India’s Covid inoculation project has received a shot in the arm with the WHO granting emergency-use licence (EUL) to Bharat Biotech’s Covaxin, ending months of speculation over the fate of the indigenously manufactured vaccine. It’s a notable achievement for science research in the country. The jab uses a disabled virus to trigger an immune response. While this is considered a safe approach and provides dependable defence against the virus — the inactivated pathogen cannot replicate in the human cells but triggers a broad-scale immune response involving both antibodies and T cells — the vaccine has been dogged by avoidable controversies ever since it received the Indian regulator’s emergency-use approval (EUA) in January when results of phase-3 of its clinical trials were not out. The WHO’s EUL should put all doubts to rest and pave the way for its widespread distribution as well as remove uncertainty regarding travel abroad by Covaxin recipients — immediately after the WHO’s approval, the US announced that travellers who have taken both shots of the vaccine will be allowed into the country from November 8. The EUL also brightens the prospect for the Hyderabad-based company’s vaccine for children, although that it will be subject to different regulatory procedures.

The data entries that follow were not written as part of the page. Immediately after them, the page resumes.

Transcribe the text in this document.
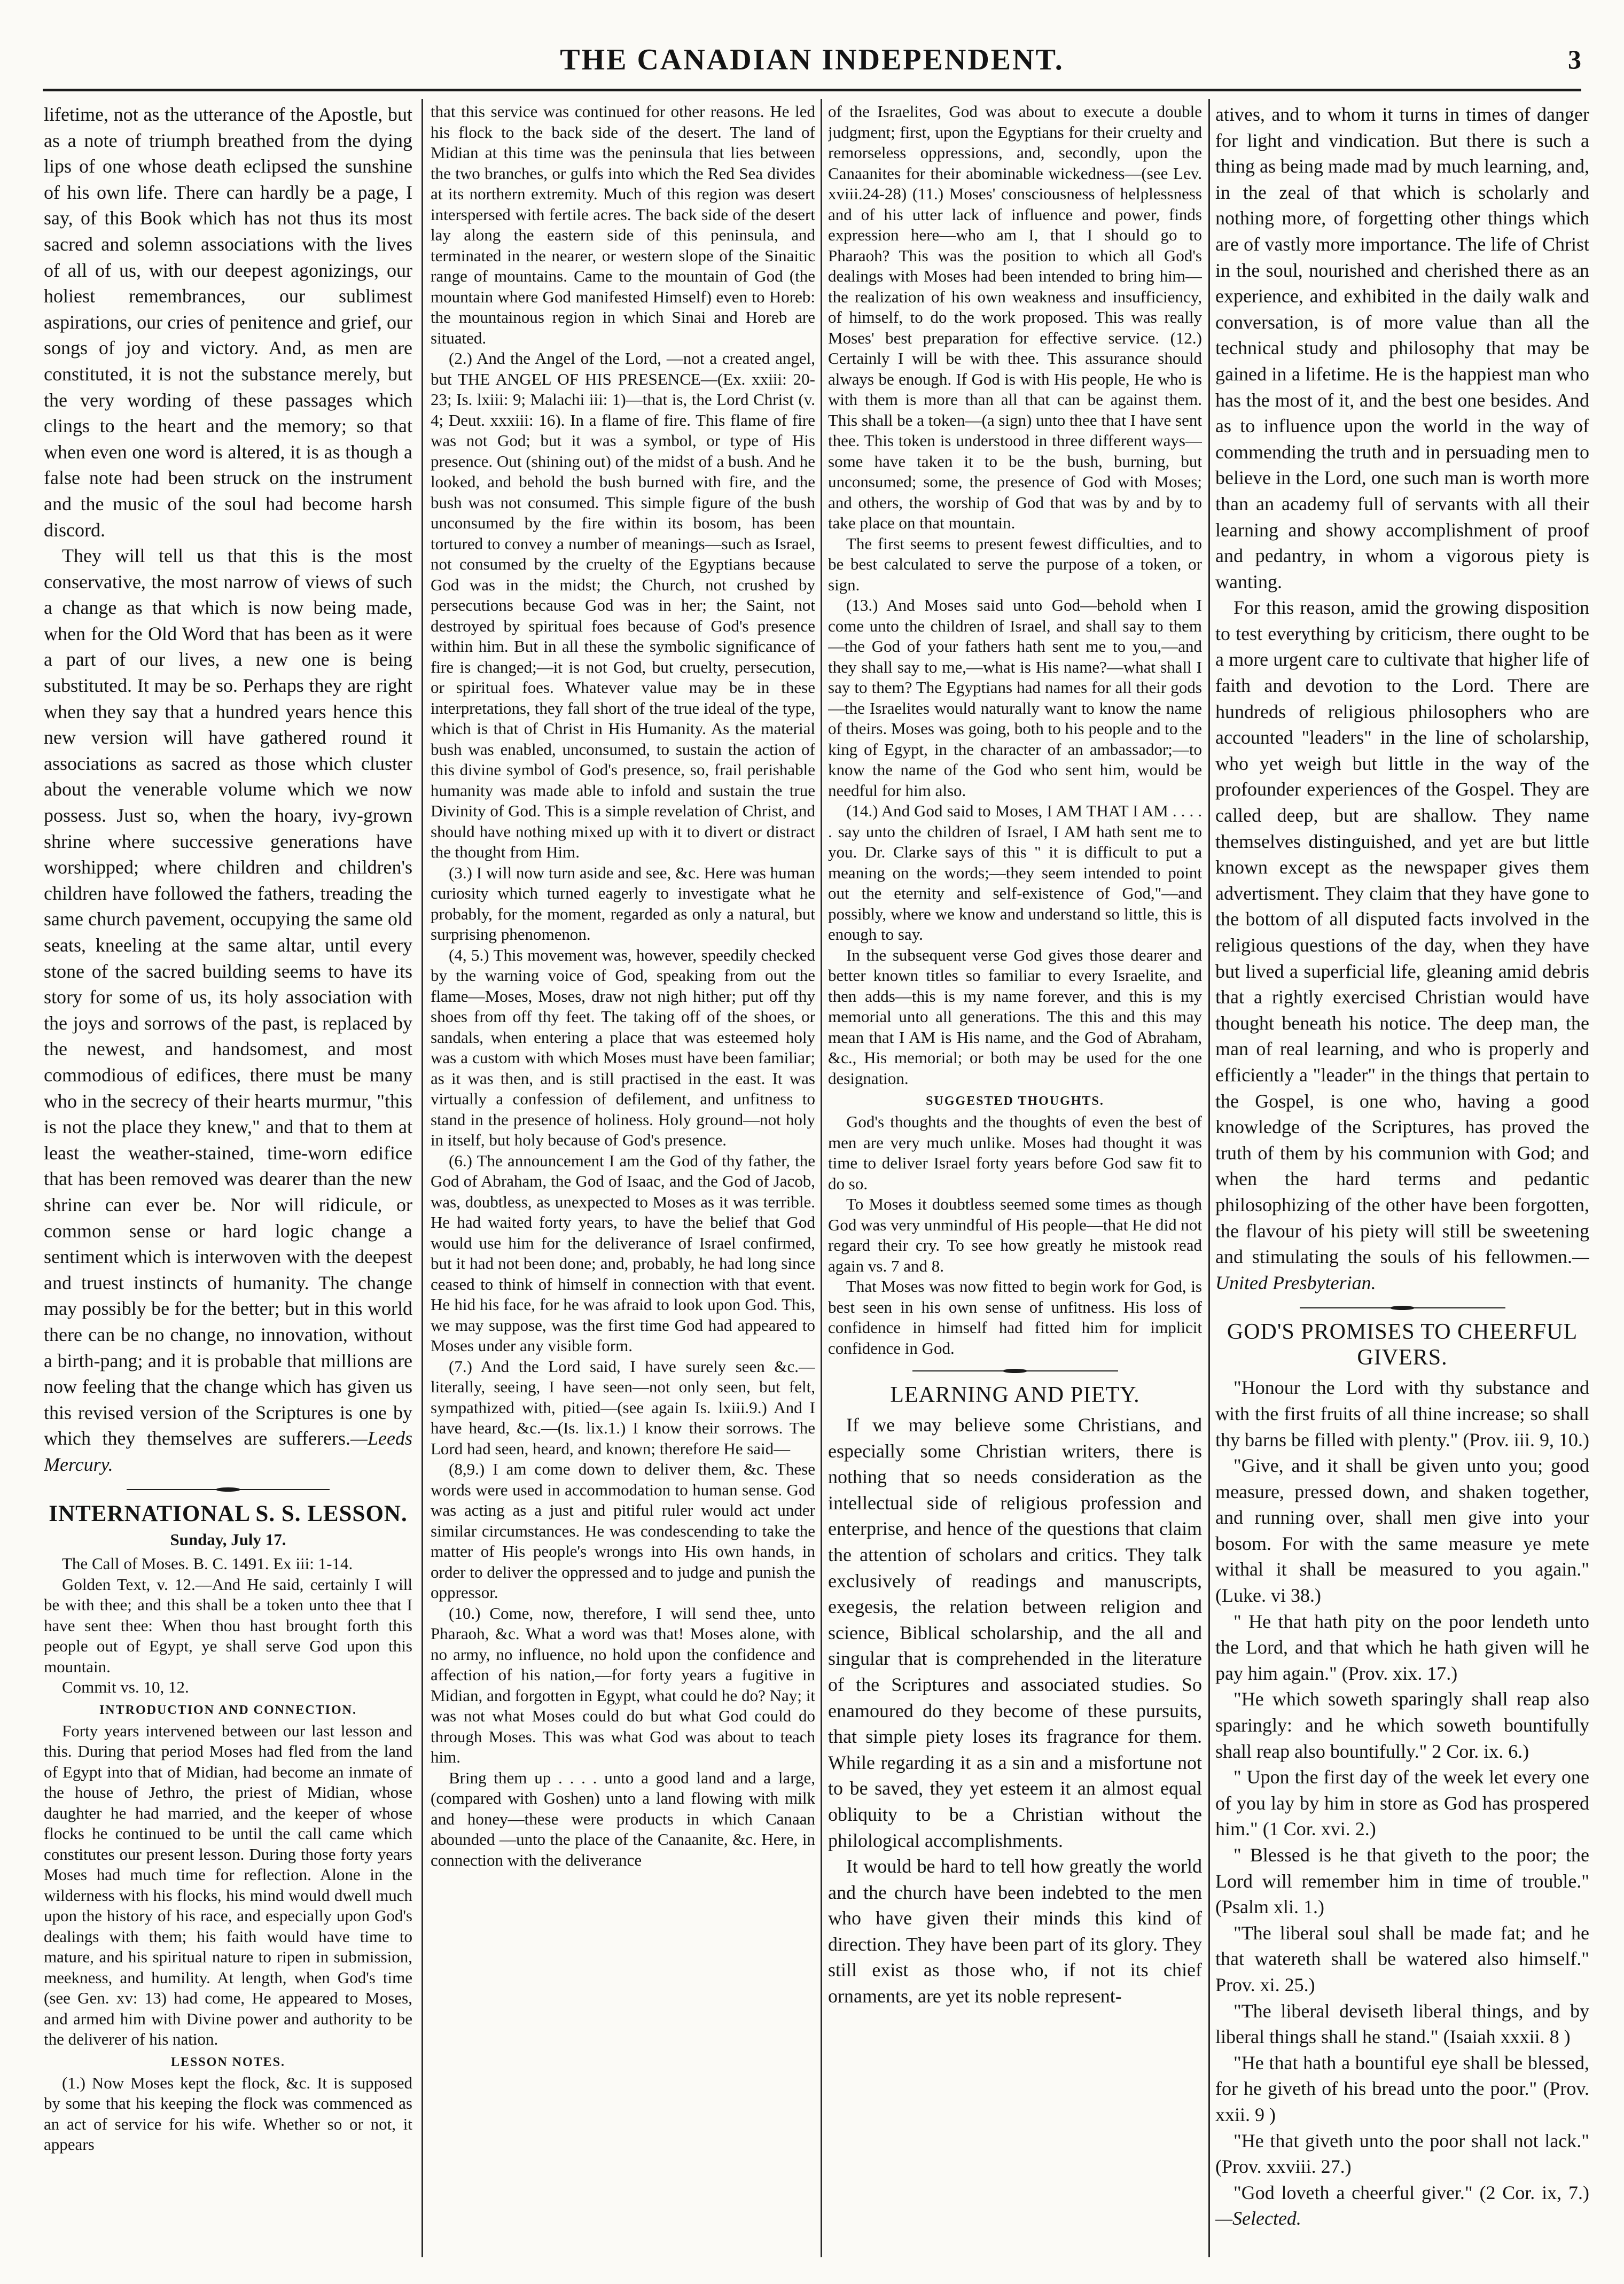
THE CANADIAN INDEPENDENT.	3

lifetime, not as the utterance of the Apostle, but as a note of triumph breathed from the dying lips of one whose death eclipsed the sunshine of his own life. There can hardly be a page, I say, of this Book which has not thus its most sacred and solemn associations with the lives of all of us, with our deepest agonizings, our holiest remembrances, our sublimest aspirations, our cries of penitence and grief, our songs of joy and victory. And, as men are constituted, it is not the substance merely, but the very wording of these passages which clings to the heart and the memory; so that when even one word is altered, it is as though a false note had been struck on the instrument and the music of the soul had become harsh discord.

They will tell us that this is the most conservative, the most narrow of views of such a change as that which is now being made, when for the Old Word that has been as it were a part of our lives, a new one is being substituted. It may be so. Perhaps they are right when they say that a hundred years hence this new version will have gathered round it associations as sacred as those which cluster about the venerable volume which we now possess. Just so, when the hoary, ivy-grown shrine where successive generations have worshipped; where children and children's children have followed the fathers, treading the same church pavement, occupying the same old seats, kneeling at the same altar, until every stone of the sacred building seems to have its story for some of us, its holy association with the joys and sorrows of the past, is replaced by the newest, and handsomest, and most commodious of edifices, there must be many who in the secrecy of their hearts murmur, "this is not the place they knew," and that to them at least the weather-stained, time-worn edifice that has been removed was dearer than the new shrine can ever be. Nor will ridicule, or common sense or hard logic change a sentiment which is interwoven with the deepest and truest instincts of humanity. The change may possibly be for the better; but in this world there can be no change, no innovation, without a birth-pang; and it is probable that millions are now feeling that the change which has given us this revised version of the Scriptures is one by which they themselves are sufferers.—Leeds Mercury.

INTERNATIONAL S. S. LESSON.
Sunday, July 17.

The Call of Moses. B. C. 1491. Ex iii: 1-14.

Golden Text, v. 12.—And He said, certainly I will be with thee; and this shall be a token unto thee that I have sent thee: When thou hast brought forth this people out of Egypt, ye shall serve God upon this mountain.

Commit vs. 10, 12.

INTRODUCTION AND CONNECTION.

Forty years intervened between our last lesson and this. During that period Moses had fled from the land of Egypt into that of Midian, had become an inmate of the house of Jethro, the priest of Midian, whose daughter he had married, and the keeper of whose flocks he continued to be until the call came which constitutes our present lesson. During those forty years Moses had much time for reflection. Alone in the wilderness with his flocks, his mind would dwell much upon the history of his race, and especially upon God's dealings with them; his faith would have time to mature, and his spiritual nature to ripen in submission, meekness, and humility. At length, when God's time (see Gen. xv: 13) had come, He appeared to Moses, and armed him with Divine power and authority to be the deliverer of his nation.

LESSON NOTES.

(1.) Now Moses kept the flock, &c. It is supposed by some that his keeping the flock was commenced as an act of service for his wife. Whether so or not, it appears

that this service was continued for other reasons. He led his flock to the back side of the desert. The land of Midian at this time was the peninsula that lies between the two branches, or gulfs into which the Red Sea divides at its northern extremity. Much of this region was desert interspersed with fertile acres. The back side of the desert lay along the eastern side of this peninsula, and terminated in the nearer, or western slope of the Sinaitic range of mountains. Came to the mountain of God (the mountain where God manifested Himself) even to Horeb: the mountainous region in which Sinai and Horeb are situated.

(2.) And the Angel of the Lord, —not a created angel, but THE ANGEL OF HIS PRESENCE—(Ex. xxiii: 20-23; Is. lxiii: 9; Malachi iii: 1)—that is, the Lord Christ (v. 4; Deut. xxxiii: 16). In a flame of fire. This flame of fire was not God; but it was a symbol, or type of His presence. Out (shining out) of the midst of a bush. And he looked, and behold the bush burned with fire, and the bush was not consumed. This simple figure of the bush unconsumed by the fire within its bosom, has been tortured to convey a number of meanings—such as Israel, not consumed by the cruelty of the Egyptians because God was in the midst; the Church, not crushed by persecutions because God was in her; the Saint, not destroyed by spiritual foes because of God's presence within him. But in all these the symbolic significance of fire is changed;—it is not God, but cruelty, persecution, or spiritual foes. Whatever value may be in these interpretations, they fall short of the true ideal of the type, which is that of Christ in His Humanity. As the material bush was enabled, unconsumed, to sustain the action of this divine symbol of God's presence, so, frail perishable humanity was made able to infold and sustain the true Divinity of God. This is a simple revelation of Christ, and should have nothing mixed up with it to divert or distract the thought from Him.

(3.) I will now turn aside and see, &c. Here was human curiosity which turned eagerly to investigate what he probably, for the moment, regarded as only a natural, but surprising phenomenon.

(4, 5.) This movement was, however, speedily checked by the warning voice of God, speaking from out the flame—Moses, Moses, draw not nigh hither; put off thy shoes from off thy feet. The taking off of the shoes, or sandals, when entering a place that was esteemed holy was a custom with which Moses must have been familiar; as it was then, and is still practised in the east. It was virtually a confession of defilement, and unfitness to stand in the presence of holiness. Holy ground—not holy in itself, but holy because of God's presence.

(6.) The announcement I am the God of thy father, the God of Abraham, the God of Isaac, and the God of Jacob, was, doubtless, as unexpected to Moses as it was terrible. He had waited forty years, to have the belief that God would use him for the deliverance of Israel confirmed, but it had not been done; and, probably, he had long since ceased to think of himself in connection with that event. He hid his face, for he was afraid to look upon God. This, we may suppose, was the first time God had appeared to Moses under any visible form.

(7.) And the Lord said, I have surely seen &c.—literally, seeing, I have seen—not only seen, but felt, sympathized with, pitied—(see again Is. lxiii.9.) And I have heard, &c.—(Is. lix.1.) I know their sorrows. The Lord had seen, heard, and known; therefore He said—

(8,9.) I am come down to deliver them, &c. These words were used in accommodation to human sense. God was acting as a just and pitiful ruler would act under similar circumstances. He was condescending to take the matter of His people's wrongs into His own hands, in order to deliver the oppressed and to judge and punish the oppressor.

(10.) Come, now, therefore, I will send thee, unto Pharaoh, &c. What a word was that! Moses alone, with no army, no influence, no hold upon the confidence and affection of his nation,—for forty years a fugitive in Midian, and forgotten in Egypt, what could he do? Nay; it was not what Moses could do but what God could do through Moses. This was what God was about to teach him.

Bring them up . . . . unto a good land and a large, (compared with Goshen) unto a land flowing with milk and honey—these were products in which Canaan abounded —unto the place of the Canaanite, &c. Here, in connection with the deliverance

of the Israelites, God was about to execute a double judgment; first, upon the Egyptians for their cruelty and remorseless oppressions, and, secondly, upon the Canaanites for their abominable wickedness—(see Lev. xviii.24-28) (11.) Moses' consciousness of helplessness and of his utter lack of influence and power, finds expression here—who am I, that I should go to Pharaoh? This was the position to which all God's dealings with Moses had been intended to bring him—the realization of his own weakness and insufficiency, of himself, to do the work proposed. This was really Moses' best preparation for effective service. (12.) Certainly I will be with thee. This assurance should always be enough. If God is with His people, He who is with them is more than all that can be against them. This shall be a token—(a sign) unto thee that I have sent thee. This token is understood in three different ways—some have taken it to be the bush, burning, but unconsumed; some, the presence of God with Moses; and others, the worship of God that was by and by to take place on that mountain.

The first seems to present fewest difficulties, and to be best calculated to serve the purpose of a token, or sign.

(13.) And Moses said unto God—behold when I come unto the children of Israel, and shall say to them—the God of your fathers hath sent me to you,—and they shall say to me,—what is His name?—what shall I say to them? The Egyptians had names for all their gods—the Israelites would naturally want to know the name of theirs. Moses was going, both to his people and to the king of Egypt, in the character of an ambassador;—to know the name of the God who sent him, would be needful for him also.

(14.) And God said to Moses, I AM THAT I AM . . . . . say unto the children of Israel, I AM hath sent me to you. Dr. Clarke says of this " it is difficult to put a meaning on the words;—they seem intended to point out the eternity and self-existence of God,"—and possibly, where we know and understand so little, this is enough to say.

In the subsequent verse God gives those dearer and better known titles so familiar to every Israelite, and then adds—this is my name forever, and this is my memorial unto all generations. The this and this may mean that I AM is His name, and the God of Abraham, &c., His memorial; or both may be used for the one designation.

SUGGESTED THOUGHTS.

God's thoughts and the thoughts of even the best of men are very much unlike. Moses had thought it was time to deliver Israel forty years before God saw fit to do so.

To Moses it doubtless seemed some times as though God was very unmindful of His people—that He did not regard their cry. To see how greatly he mistook read again vs. 7 and 8.

That Moses was now fitted to begin work for God, is best seen in his own sense of unfitness. His loss of confidence in himself had fitted him for implicit confidence in God.

LEARNING AND PIETY.

If we may believe some Christians, and especially some Christian writers, there is nothing that so needs consideration as the intellectual side of religious profession and enterprise, and hence of the questions that claim the attention of scholars and critics. They talk exclusively of readings and manuscripts, exegesis, the relation between religion and science, Biblical scholarship, and the all and singular that is comprehended in the literature of the Scriptures and associated studies. So enamoured do they become of these pursuits, that simple piety loses its fragrance for them. While regarding it as a sin and a misfortune not to be saved, they yet esteem it an almost equal obliquity to be a Christian without the philological accomplishments.

It would be hard to tell how greatly the world and the church have been indebted to the men who have given their minds this kind of direction. They have been part of its glory. They still exist as those who, if not its chief ornaments, are yet its noble represent-

atives, and to whom it turns in times of danger for light and vindication. But there is such a thing as being made mad by much learning, and, in the zeal of that which is scholarly and nothing more, of forgetting other things which are of vastly more importance. The life of Christ in the soul, nourished and cherished there as an experience, and exhibited in the daily walk and conversation, is of more value than all the technical study and philosophy that may be gained in a lifetime. He is the happiest man who has the most of it, and the best one besides. And as to influence upon the world in the way of commending the truth and in persuading men to believe in the Lord, one such man is worth more than an academy full of servants with all their learning and showy accomplishment of proof and pedantry, in whom a vigorous piety is wanting.

For this reason, amid the growing disposition to test everything by criticism, there ought to be a more urgent care to cultivate that higher life of faith and devotion to the Lord. There are hundreds of religious philosophers who are accounted "leaders" in the line of scholarship, who yet weigh but little in the way of the profounder experiences of the Gospel. They are called deep, but are shallow. They name themselves distinguished, and yet are but little known except as the newspaper gives them advertisment. They claim that they have gone to the bottom of all disputed facts involved in the religious questions of the day, when they have but lived a superficial life, gleaning amid debris that a rightly exercised Christian would have thought beneath his notice. The deep man, the man of real learning, and who is properly and efficiently a "leader" in the things that pertain to the Gospel, is one who, having a good knowledge of the Scriptures, has proved the truth of them by his communion with God; and when the hard terms and pedantic philosophizing of the other have been forgotten, the flavour of his piety will still be sweetening and stimulating the souls of his fellowmen.—United Presbyterian.

GOD'S PROMISES TO CHEERFUL GIVERS.

"Honour the Lord with thy substance and with the first fruits of all thine increase; so shall thy barns be filled with plenty." (Prov. iii. 9, 10.)

"Give, and it shall be given unto you; good measure, pressed down, and shaken together, and running over, shall men give into your bosom. For with the same measure ye mete withal it shall be measured to you again." (Luke. vi 38.)

" He that hath pity on the poor lendeth unto the Lord, and that which he hath given will he pay him again." (Prov. xix. 17.)

"He which soweth sparingly shall reap also sparingly: and he which soweth bountifully shall reap also bountifully." 2 Cor. ix. 6.)

" Upon the first day of the week let every one of you lay by him in store as God has prospered him." (1 Cor. xvi. 2.)

" Blessed is he that giveth to the poor; the Lord will remember him in time of trouble." (Psalm xli. 1.)

"The liberal soul shall be made fat; and he that watereth shall be watered also himself." Prov. xi. 25.)

"The liberal deviseth liberal things, and by liberal things shall he stand." (Isaiah xxxii. 8 )

"He that hath a bountiful eye shall be blessed, for he giveth of his bread unto the poor." (Prov. xxii. 9 )

"He that giveth unto the poor shall not lack." (Prov. xxviii. 27.)

"God loveth a cheerful giver." (2 Cor. ix, 7.)—Selected.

Covaxin’s contribution to the country’s inoculation has been below expectation. Barely 12 per cent of those vaccinated against the virus have received Covaxin shots. While the country is past the phase of grievous vaccine shortages, Bharat Biotech has failed to ramp up production to the extent it was envisaged. There does not seem to be any clarity over the company’s production capacity with the Centre and the vaccine manufacturer citing widely disparate figures. The WHO’s vote of confidence should put the ball in the court of the Hyderabad-based firm. Covax, the vaccine alliance that supplies vaccines to poor nations, procures only the vaccines that have gone through the global health agency’s approval procedures. The alliance is reportedly facing an acute shortage of supplies. Nearly 100 countries have vaccinated less than 10 per cent of their population, rendering almost impossible the WHO’s target of inoculating at least 40 per cent of the population in all nations. The EUL to India’s homegrown jab could enable the world to step up its fight against the virus if Bharat Biotech is able to improve its production capacity.

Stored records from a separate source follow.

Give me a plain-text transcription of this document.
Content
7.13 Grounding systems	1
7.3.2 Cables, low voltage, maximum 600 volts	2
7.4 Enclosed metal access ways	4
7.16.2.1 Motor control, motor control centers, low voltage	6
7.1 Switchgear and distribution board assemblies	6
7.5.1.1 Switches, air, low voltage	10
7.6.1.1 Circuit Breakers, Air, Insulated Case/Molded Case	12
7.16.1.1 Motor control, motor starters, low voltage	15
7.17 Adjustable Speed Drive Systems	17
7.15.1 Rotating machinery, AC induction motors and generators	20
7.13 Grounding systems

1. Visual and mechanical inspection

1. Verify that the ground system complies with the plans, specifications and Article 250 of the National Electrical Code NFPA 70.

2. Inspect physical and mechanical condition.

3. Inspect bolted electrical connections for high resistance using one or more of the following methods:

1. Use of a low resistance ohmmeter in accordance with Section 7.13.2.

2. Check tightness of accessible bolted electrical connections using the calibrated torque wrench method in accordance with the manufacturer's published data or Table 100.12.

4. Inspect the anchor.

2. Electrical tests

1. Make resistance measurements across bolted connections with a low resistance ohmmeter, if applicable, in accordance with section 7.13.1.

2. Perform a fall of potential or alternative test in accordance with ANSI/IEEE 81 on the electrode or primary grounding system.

Last month, a government expert committee recommended EUA for Covaxin in the age group of 2-18 years. This means that the Drug Controller General of India is a step away from clearing the use of the vaccine for children. Ocugen Inc, Bharat Biotech’s North American partner, has also reportedly submitted an application to the US Food and Drug Administration for the use of the shot for paediatric use in the country. The world is at a crucial — by all accounts, decisive — phase in its fight against the virus. The Hyderabad-based company has an opportunity, and responsibility, to position Indian scientific research at the core of this endeavour.
This editorial first appeared in the print edition on November 8, 2021 under the title ‘An approval, a chance’.